You say you're using AI and "big data" to help customers - let's see the proof points. There, Ghodsi was ready, with multiple blue chip customers to point to, operating at scale. He was able to talk speeds and feeds, but also business results. Ghodsi also wanted to talk about Comcast, and how Databricks uses voice data from Comcast and converts it to digital data inside their Data Lakehouse, and "actuates it in real-time." Meaning: instantly responding to customer voice requests.

My next step would be to drill into this with Databricks customers, which I hope to do in good time. But in the meantime, Databricks is full speed ahead.
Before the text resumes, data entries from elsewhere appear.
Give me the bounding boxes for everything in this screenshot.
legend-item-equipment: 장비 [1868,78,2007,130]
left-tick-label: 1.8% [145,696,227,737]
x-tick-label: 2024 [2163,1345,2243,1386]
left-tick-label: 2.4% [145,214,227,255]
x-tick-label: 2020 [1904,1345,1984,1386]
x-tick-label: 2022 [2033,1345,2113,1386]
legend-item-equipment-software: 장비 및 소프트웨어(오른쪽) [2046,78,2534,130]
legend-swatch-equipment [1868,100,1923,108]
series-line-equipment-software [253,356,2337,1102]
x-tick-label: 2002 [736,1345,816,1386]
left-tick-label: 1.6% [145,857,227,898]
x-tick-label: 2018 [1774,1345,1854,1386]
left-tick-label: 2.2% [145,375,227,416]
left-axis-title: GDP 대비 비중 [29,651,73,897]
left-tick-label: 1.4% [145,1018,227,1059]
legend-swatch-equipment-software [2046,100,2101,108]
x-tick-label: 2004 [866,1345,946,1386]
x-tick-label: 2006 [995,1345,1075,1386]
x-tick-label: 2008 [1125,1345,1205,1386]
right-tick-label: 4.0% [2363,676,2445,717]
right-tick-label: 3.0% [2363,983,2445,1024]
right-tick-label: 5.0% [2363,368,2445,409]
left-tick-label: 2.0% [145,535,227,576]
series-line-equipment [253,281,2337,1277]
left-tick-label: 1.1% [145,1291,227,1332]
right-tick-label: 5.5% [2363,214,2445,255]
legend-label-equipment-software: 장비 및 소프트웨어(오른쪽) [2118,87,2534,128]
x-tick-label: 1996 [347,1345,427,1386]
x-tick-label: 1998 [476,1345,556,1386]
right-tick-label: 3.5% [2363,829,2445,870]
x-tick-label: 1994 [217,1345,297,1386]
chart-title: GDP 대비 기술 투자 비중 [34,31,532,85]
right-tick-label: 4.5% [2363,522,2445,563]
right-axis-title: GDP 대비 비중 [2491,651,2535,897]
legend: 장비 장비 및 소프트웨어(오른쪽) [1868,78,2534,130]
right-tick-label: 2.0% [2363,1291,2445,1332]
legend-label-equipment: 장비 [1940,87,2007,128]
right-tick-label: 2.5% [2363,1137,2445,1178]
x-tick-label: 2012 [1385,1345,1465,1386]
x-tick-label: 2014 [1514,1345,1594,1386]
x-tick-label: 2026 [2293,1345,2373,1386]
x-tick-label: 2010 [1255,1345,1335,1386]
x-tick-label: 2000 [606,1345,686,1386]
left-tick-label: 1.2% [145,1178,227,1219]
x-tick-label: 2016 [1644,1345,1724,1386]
They conducted their own major virtual event, the Data + AI Summit (replays available through June 28, 2021). Timed with the show, Databricks issued a slew of product news. One news item that caught my eye: Databricks Unveils Delta Sharing. From the press release:

Today, at the Data + AI Summit, Databricks announced the launch of a new open source project called Delta Sharing, the world's first open protocol for securely sharing data across organizations in real-time, completely independent of the platform on which the data resides.

If traction can be achieved, this opens up possibilities, beyond the data access issues inherent in proprietary systems. A so-called "neutral governance model" is certainly something to push for, though industry-wide adoption is always the rub. But unraveling all these news stories is beyond my scope today. I have a hunch I'll be debating such topics with Ghodsi again.